The trove was accessible to anyone with an internet connection, the report said.
"About 800,000 of the records appear to originate from LexisNexis, a legal search engine," wrote Paul Bischoff in a Comparitech blog post . Those records included names, past names, addresses, gender, parental status, a short biography, family members, redacted emails, and info about the person’s neighbors including full names, dates of birth, reputation scores, and addresses.
The database was first indexed by search engines on 17 June. "We traced the database back to a Github repo for a people search API called thedatarepo. We promptly notified the database owner as soon as we could determine to whom it belonged. The owner then shut down access on 3 July," Bischoff said.
Comparitech deduced that this was not a case of a data breach at the source websites, but either purchase or data or harvesting through existing tools.
"The Github repo gives examples of how the API could have been used, for example, to look up people by their name or what car they own. It was last updated on 18 June. It lists an email for users to request "bulk data purchases and/or access to more data/requests," said Bischoff.
This situation highlights two important areas of concern, said Javvad Malik, security awareness advocate at KnowBe4.
"Even legitimate functionality can be abused and that those uses should be explored when designing systems. The second is one which can be referred to as the 'chemistry of data' in that certain data elements on their own may be of low risk but aggregated together, they can be high risk," he said.
In May researcher Diachenko flagged another MongoDB exposure. A public-facing database held more than 275 million records containing personal information on citizens in India.
The database was hijacked by hackers known as the ‘Unistellar’ group and all of its content was wiped out, said the researcher.
Data by default
"Data brokers gather personal data from many different sources and create combined data sets. These new data sets carry way more risk and need adequate protection," said Warren Poschman, senior solutions architect at comforte AG.
From user registration to usage tracking, data is generated when operations happen online. Making matters worse is the kind of information people share on social media.
SC Media UK reported last month that there were more than 33,000 victims of identity fraud in 2018 in the UK. About 65 percent of the victims had some sort of a social media presence, allowing scam artists to harvest crucial personal data.

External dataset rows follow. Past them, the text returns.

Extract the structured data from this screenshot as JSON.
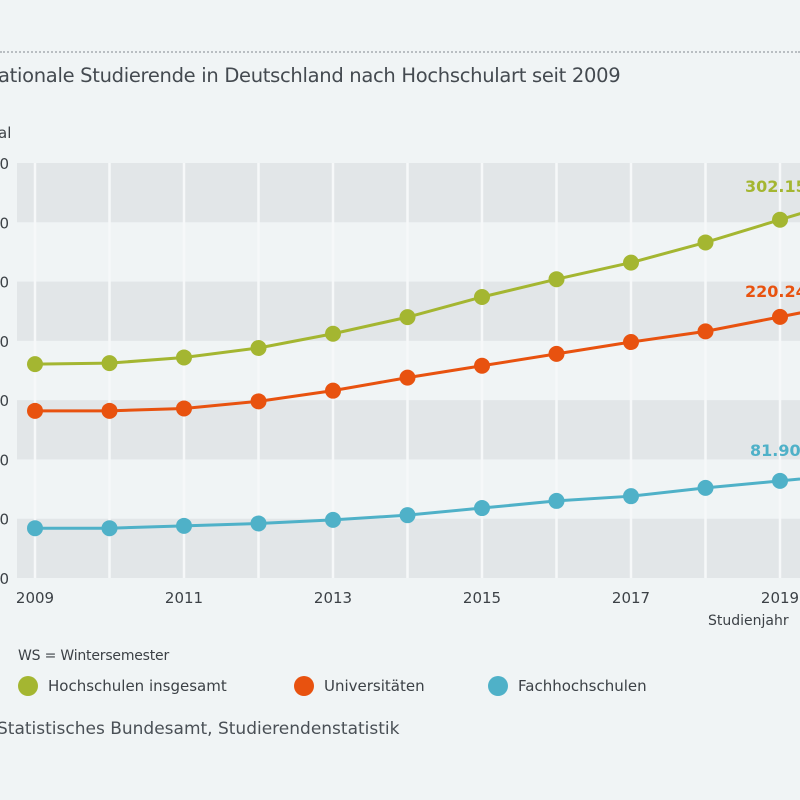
{
  "header": {
    "title": "ationale Studierende in Deutschland nach Hochschulart seit 2009"
  },
  "chart_data": {
    "type": "line",
    "title": "ationale Studierende in Deutschland nach Hochschulart seit 2009",
    "ylabel": "al",
    "xlabel": "Studienjahr",
    "ylim": [
      0,
      350000
    ],
    "yticks": [
      0,
      50000,
      100000,
      150000,
      200000,
      250000,
      300000,
      350000
    ],
    "ytick_labels": [
      "0",
      "0",
      "0",
      "0",
      "0",
      "0",
      "0",
      "0"
    ],
    "x": [
      2009,
      2010,
      2011,
      2012,
      2013,
      2014,
      2015,
      2016,
      2017,
      2018,
      2019
    ],
    "xtick_labels": [
      "2009",
      "2011",
      "2013",
      "2015",
      "2017",
      "2019"
    ],
    "grid": "alternating horizontal bands, vertical lines per year",
    "legend_position": "bottom",
    "series": [
      {
        "name": "Hochschulen insgesamt",
        "color": "#a4b631",
        "values": [
          180400,
          181200,
          186000,
          194000,
          206000,
          220000,
          237000,
          252000,
          266000,
          283000,
          302150
        ],
        "end_label": "302.15"
      },
      {
        "name": "Universitäten",
        "color": "#e8520f",
        "values": [
          141000,
          141000,
          143000,
          149000,
          158000,
          169000,
          179000,
          189000,
          199000,
          208000,
          220240
        ],
        "end_label": "220.24"
      },
      {
        "name": "Fachhochschulen",
        "color": "#4fb1c8",
        "values": [
          42000,
          42000,
          44000,
          46000,
          49000,
          53000,
          59000,
          65000,
          69000,
          76000,
          81900
        ],
        "end_label": "81.90"
      }
    ]
  },
  "legend": {
    "note": "WS = Wintersemester"
  },
  "footer": {
    "source": "Statistisches Bundesamt, Studierendenstatistik"
  }
}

The type of data exposed in the MondoDB database can be combined with other user data from other breaches and social media, to build a complete profile, noted Lisa Baergen, director at NuData Security.

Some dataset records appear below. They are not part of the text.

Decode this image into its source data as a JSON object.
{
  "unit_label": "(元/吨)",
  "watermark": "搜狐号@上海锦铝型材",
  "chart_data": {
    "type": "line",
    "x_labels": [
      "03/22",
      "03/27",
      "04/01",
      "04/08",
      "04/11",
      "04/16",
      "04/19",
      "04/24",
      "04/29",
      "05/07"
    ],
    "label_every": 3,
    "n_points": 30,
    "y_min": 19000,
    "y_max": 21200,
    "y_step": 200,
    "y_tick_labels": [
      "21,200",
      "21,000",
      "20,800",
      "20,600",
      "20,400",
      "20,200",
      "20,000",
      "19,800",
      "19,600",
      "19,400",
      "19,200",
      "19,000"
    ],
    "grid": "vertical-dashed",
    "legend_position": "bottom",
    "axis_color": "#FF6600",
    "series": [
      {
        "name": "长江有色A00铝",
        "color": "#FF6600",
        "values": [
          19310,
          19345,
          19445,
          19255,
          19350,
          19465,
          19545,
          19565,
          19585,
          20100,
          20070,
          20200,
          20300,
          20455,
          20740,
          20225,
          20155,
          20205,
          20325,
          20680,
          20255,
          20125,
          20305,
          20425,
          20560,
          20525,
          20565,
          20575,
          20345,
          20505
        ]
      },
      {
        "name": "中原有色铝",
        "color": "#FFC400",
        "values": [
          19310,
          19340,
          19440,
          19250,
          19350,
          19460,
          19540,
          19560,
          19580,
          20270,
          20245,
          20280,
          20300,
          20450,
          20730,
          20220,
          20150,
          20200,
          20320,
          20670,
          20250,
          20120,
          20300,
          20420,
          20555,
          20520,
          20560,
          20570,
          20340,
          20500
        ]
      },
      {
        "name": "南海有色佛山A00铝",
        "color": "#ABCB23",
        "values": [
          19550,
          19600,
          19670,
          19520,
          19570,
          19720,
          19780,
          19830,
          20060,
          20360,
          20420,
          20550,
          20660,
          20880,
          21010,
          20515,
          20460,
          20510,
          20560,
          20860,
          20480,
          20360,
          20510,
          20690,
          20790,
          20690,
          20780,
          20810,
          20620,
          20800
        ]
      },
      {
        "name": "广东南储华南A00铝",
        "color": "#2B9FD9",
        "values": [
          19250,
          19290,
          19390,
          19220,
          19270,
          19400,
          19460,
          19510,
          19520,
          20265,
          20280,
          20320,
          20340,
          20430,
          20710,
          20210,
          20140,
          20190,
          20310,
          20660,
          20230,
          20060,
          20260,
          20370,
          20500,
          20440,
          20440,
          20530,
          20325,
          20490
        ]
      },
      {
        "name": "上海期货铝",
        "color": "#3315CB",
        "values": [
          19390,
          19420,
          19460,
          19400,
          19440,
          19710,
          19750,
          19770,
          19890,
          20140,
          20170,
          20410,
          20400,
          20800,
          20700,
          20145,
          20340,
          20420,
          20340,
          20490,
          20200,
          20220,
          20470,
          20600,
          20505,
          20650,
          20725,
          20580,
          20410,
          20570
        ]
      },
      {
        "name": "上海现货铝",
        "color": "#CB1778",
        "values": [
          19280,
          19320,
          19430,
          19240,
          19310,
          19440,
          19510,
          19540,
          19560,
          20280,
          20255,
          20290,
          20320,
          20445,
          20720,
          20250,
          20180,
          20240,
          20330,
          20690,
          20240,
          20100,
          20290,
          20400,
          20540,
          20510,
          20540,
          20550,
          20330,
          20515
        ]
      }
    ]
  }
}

"In the hands of fraudsters and criminal organisations, these valuable identity sets are usually sold to other cyber-criminals and used for myriad criminal activities, both on the internet and in the physical world. Using these real identities, and sometimes fake identities with valid credentials, they’ll take over accounts, apply for loans, and much more. Every hack has a snowball effect that far outlasts the initial breach," she said.
All customer information -- name, physical and email addresses, passwords, the content of emails – is valuable to fraudsters, and making these data valueless using passive biometrics is a viable solution, she suggested.
"Passive biometrics technology is making stolen data valueless by verifying users based on their inherent behaviour instead of relying on their data. This makes it impossible for bad actors to access illegitimate accounts, as they can't replicate the customer’s inherent behaviour," she said.
"Analysing customer behaviour with passive biometrics is completely invisible to users. It has the added benefit of providing valid users with a great experience without the extra friction that often comes with other customer identification techniques. When fraudsters try to use stolen customer data or login credentials, they will find the data is useless," she added.